Piccoli reattori crescono. Il rilancio del nucleare civile, che negli Usa è stato pomposamente definito nuclear renaissence, data ormai da qualche anno, ma il suo cammino è accompagnato da segnali contrastanti. Diversamente dagli anni 70-80 del secolo scorso, quando la costruzione dei reattori nucleari era concentrata in Occidente, oggi sono i Paesi orientali (Cina, Corea del Sud, India, con l’aggiunta della Russia) a costruire reattori tradizionali di grossa taglia, mentre in Europa e negli Usa l’attenzione è concentrata sulle cosiddette nuove tecnologie come gli Smr (Small modular reactors) che tanto appassionano diversi uomini politici nostrani, ivi incluso il ministro della Transizione ecologica.

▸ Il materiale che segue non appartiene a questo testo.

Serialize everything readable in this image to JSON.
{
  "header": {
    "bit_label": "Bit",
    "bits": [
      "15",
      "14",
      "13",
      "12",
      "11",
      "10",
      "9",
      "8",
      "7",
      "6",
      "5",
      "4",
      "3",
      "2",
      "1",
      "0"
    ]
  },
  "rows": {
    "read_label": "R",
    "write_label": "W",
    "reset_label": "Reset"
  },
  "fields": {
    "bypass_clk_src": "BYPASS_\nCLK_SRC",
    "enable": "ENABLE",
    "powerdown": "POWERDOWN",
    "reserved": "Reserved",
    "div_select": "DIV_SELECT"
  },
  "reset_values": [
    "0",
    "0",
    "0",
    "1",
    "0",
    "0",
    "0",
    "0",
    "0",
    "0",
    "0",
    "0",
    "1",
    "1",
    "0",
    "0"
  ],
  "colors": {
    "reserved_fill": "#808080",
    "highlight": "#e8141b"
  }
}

In realtà gli Smr, dal punto di vista dello sfruttamento dell’energia nucleare, non costituiscono né una novità, né una opportunità a portata di mano: dei 72 progetti di Smr censiti dalla Aiea nello yearbook del 2020, molti sono in fase di progettazione concettuale, mentre gli altri non hanno mai superato la fase del prototipo. Di mio posso aggiungere che 7-8 di questi progetti li esaminammo in Enel 40 anni fa, tanto è il tempo trascorso dalle promesse iniziali di certe innovazioni che tali sono rimaste. Se di novità si deve parlare, essa riguarda le modalità di costruzione che, come indicato dalla sigla, sono realizzate per moduli, cioè parti di impianto assemblate in fabbrica e poi montate sul sito dell’impianto allo scopo di accorciare i tempi di costruzione e diminuire i costi. Ciò implica, però, che i reattori abbiano una potenza contenuta come il prototipo della NuScale, recentemente licenziato dalla Nrc (Autorità di sicurezza Usa, nda), che sviluppa appena 77 mWe (megawatt elettrici) per cui, nel caso di potenze più elevate come quelle richieste nella produzione di energia elettrica, viene meno il concetto di economia di scala e quindi la redditività dell’impresa.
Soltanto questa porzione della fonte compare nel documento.